Valuation alone isn't a reason to buy the stock, but prior to the news of the Lapsus$ breach, Okta had been executing flawlessly, growing briskly following its acquisition of Auth0 last year, with strong performance across its key metrics. The stock was arguably trading at a discount before the hack.

But the real reason why the Lapsus$ event could be a buying opportunity is that Okta faces relatively little direct competition in cloud identity software, which includes tools that allow corporate employees and customers to seamlessly log in and access multiple apps through one login.

Okta dwarfs other pure-play identity companies like Ping Identity and One Identity, and it was ranked No. 1 by Gartner in the category of access management. The company is also tackling mostly green space in what it now values as an $80 billion addressable market, competing in workforce identity access and customer identity access.

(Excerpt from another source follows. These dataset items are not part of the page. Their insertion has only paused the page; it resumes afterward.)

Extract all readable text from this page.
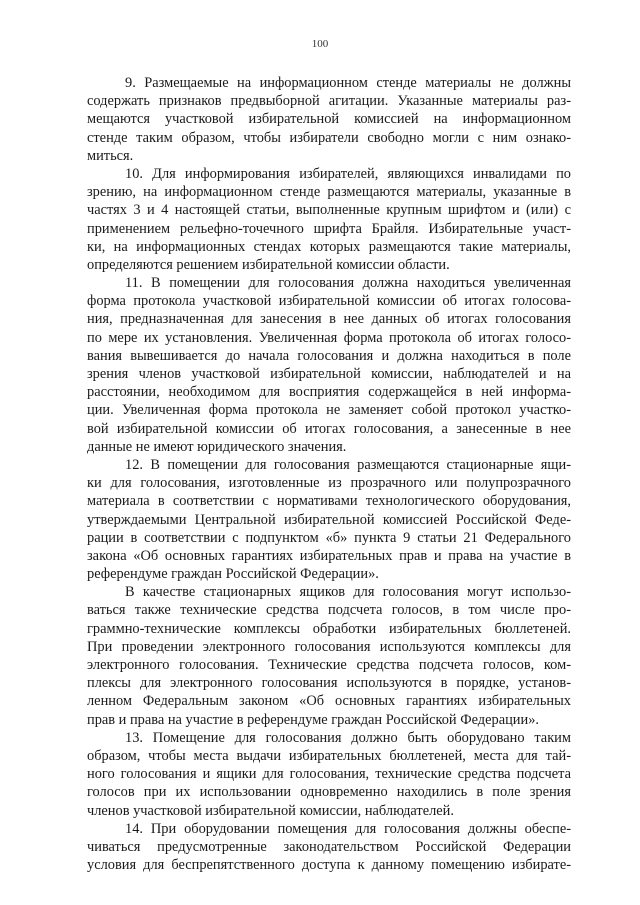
100
9. Размещаемые на информационном стенде материалы не должны
содержать признаков предвыборной агитации. Указанные материалы раз-
мещаются участковой избирательной комиссией на информационном
стенде таким образом, чтобы избиратели свободно могли с ним ознако-
миться.
10. Для информирования избирателей, являющихся инвалидами по
зрению, на информационном стенде размещаются материалы, указанные в
частях 3 и 4 настоящей статьи, выполненные крупным шрифтом и (или) с
применением рельефно-точечного шрифта Брайля. Избирательные участ-
ки, на информационных стендах которых размещаются такие материалы,
определяются решением избирательной комиссии области.
11. В помещении для голосования должна находиться увеличенная
форма протокола участковой избирательной комиссии об итогах голосова-
ния, предназначенная для занесения в нее данных об итогах голосования
по мере их установления. Увеличенная форма протокола об итогах голосо-
вания вывешивается до начала голосования и должна находиться в поле
зрения членов участковой избирательной комиссии, наблюдателей и на
расстоянии, необходимом для восприятия содержащейся в ней информа-
ции. Увеличенная форма протокола не заменяет собой протокол участко-
вой избирательной комиссии об итогах голосования, а занесенные в нее
данные не имеют юридического значения.
12. В помещении для голосования размещаются стационарные ящи-
ки для голосования, изготовленные из прозрачного или полупрозрачного
материала в соответствии с нормативами технологического оборудования,
утверждаемыми Центральной избирательной комиссией Российской Феде-
рации в соответствии с подпунктом «б» пункта 9 статьи 21 Федерального
закона «Об основных гарантиях избирательных прав и права на участие в
референдуме граждан Российской Федерации».
В качестве стационарных ящиков для голосования могут использо-
ваться также технические средства подсчета голосов, в том числе про-
граммно-технические комплексы обработки избирательных бюллетеней.
При проведении электронного голосования используются комплексы для
электронного голосования. Технические средства подсчета голосов, ком-
плексы для электронного голосования используются в порядке, установ-
ленном Федеральным законом «Об основных гарантиях избирательных
прав и права на участие в референдуме граждан Российской Федерации».
13. Помещение для голосования должно быть оборудовано таким
образом, чтобы места выдачи избирательных бюллетеней, места для тай-
ного голосования и ящики для голосования, технические средства подсчета
голосов при их использовании одновременно находились в поле зрения
членов участковой избирательной комиссии, наблюдателей.
14. При оборудовании помещения для голосования должны обеспе-
чиваться предусмотренные законодательством Российской Федерации
условия для беспрепятственного доступа к данному помещению избирате-
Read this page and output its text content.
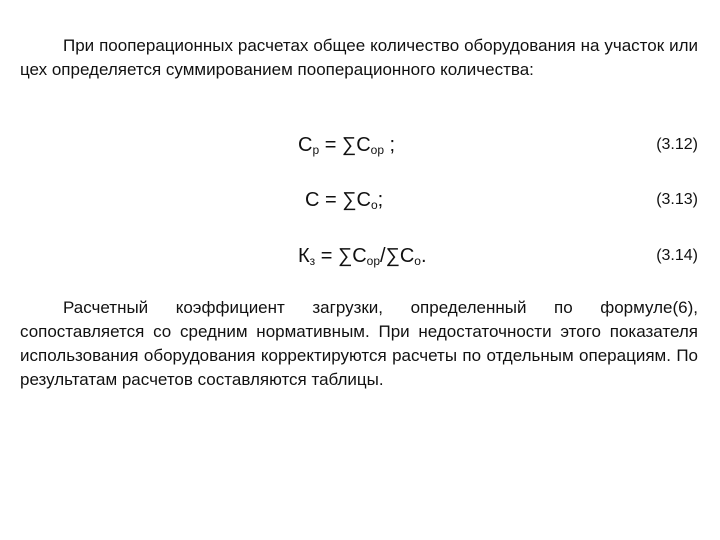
При пооперационных расчетах общее количество оборудования на участок или цех определяется суммированием пооперационного количества:

$C_р = \sum C_{ор}$ ;	(3.12)
$C = \sum C_о$;	(3.13)
$К_з = \sum C_{ор}/\sum C_о$.	(3.14)

Расчетный коэффициент загрузки, определенный по формуле(6), сопоставляется со средним нормативным. При недостаточности этого показателя использования оборудования корректируются расчеты по отдельным операциям. По результатам расчетов составляются таблицы.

In an interview with The Motley Fool earlier this month, Okta COO Freddy Kerrest said that in customer identity access, Okta was mostly competing with build-your-own alternatives. Most companies prefer to outsource the work of nuts-and-bolts software functions like identity access management, and Okta should be able to continue to win business from DIY alternatives, especially as companies tend to want to outsource this as they grow. Additionally, demand for developers already outstrips supply, and most companies prefer to have their developers working on company products rather than identity tools that can be taken "off the shelf."

Meanwhile, on the workforce identity access side, Okta has more than 7,000 integrations with other apps, meaning it's already embedded in the day-to-day tech procedures of its more-than-15,000 customers, so switching costs are high. Kerrest said that Microsoft was its closest competitor, but also pointed out that Okta is the number-one identity provider for Microsoft's Office 365 suite. Notably, Microsoft was also hacked by Lapsus$ last week.

Damage control is still needed

Even if Okta's customers have no good alternative in identity, it's still in the company's interest to shore up its reputation after the incident, as critiques like the one from Yoran could impede its growth.

To Okta's customers, it's not fully clear what exposure there was from the hack. Even if it wasn't material, customers still deserve a detailed explanation, even the ones who weren't implicated.

If the company can successfully reassure customers, the cloud stock should have considerable upside potential with its valuation at a four-year low and strong momentum from the Auth0 acquisition as it takes advantage of an $80 billion addressable market.

Given the company's ability to execute in the past, it seems like a smart move to bet on the stock's recovery.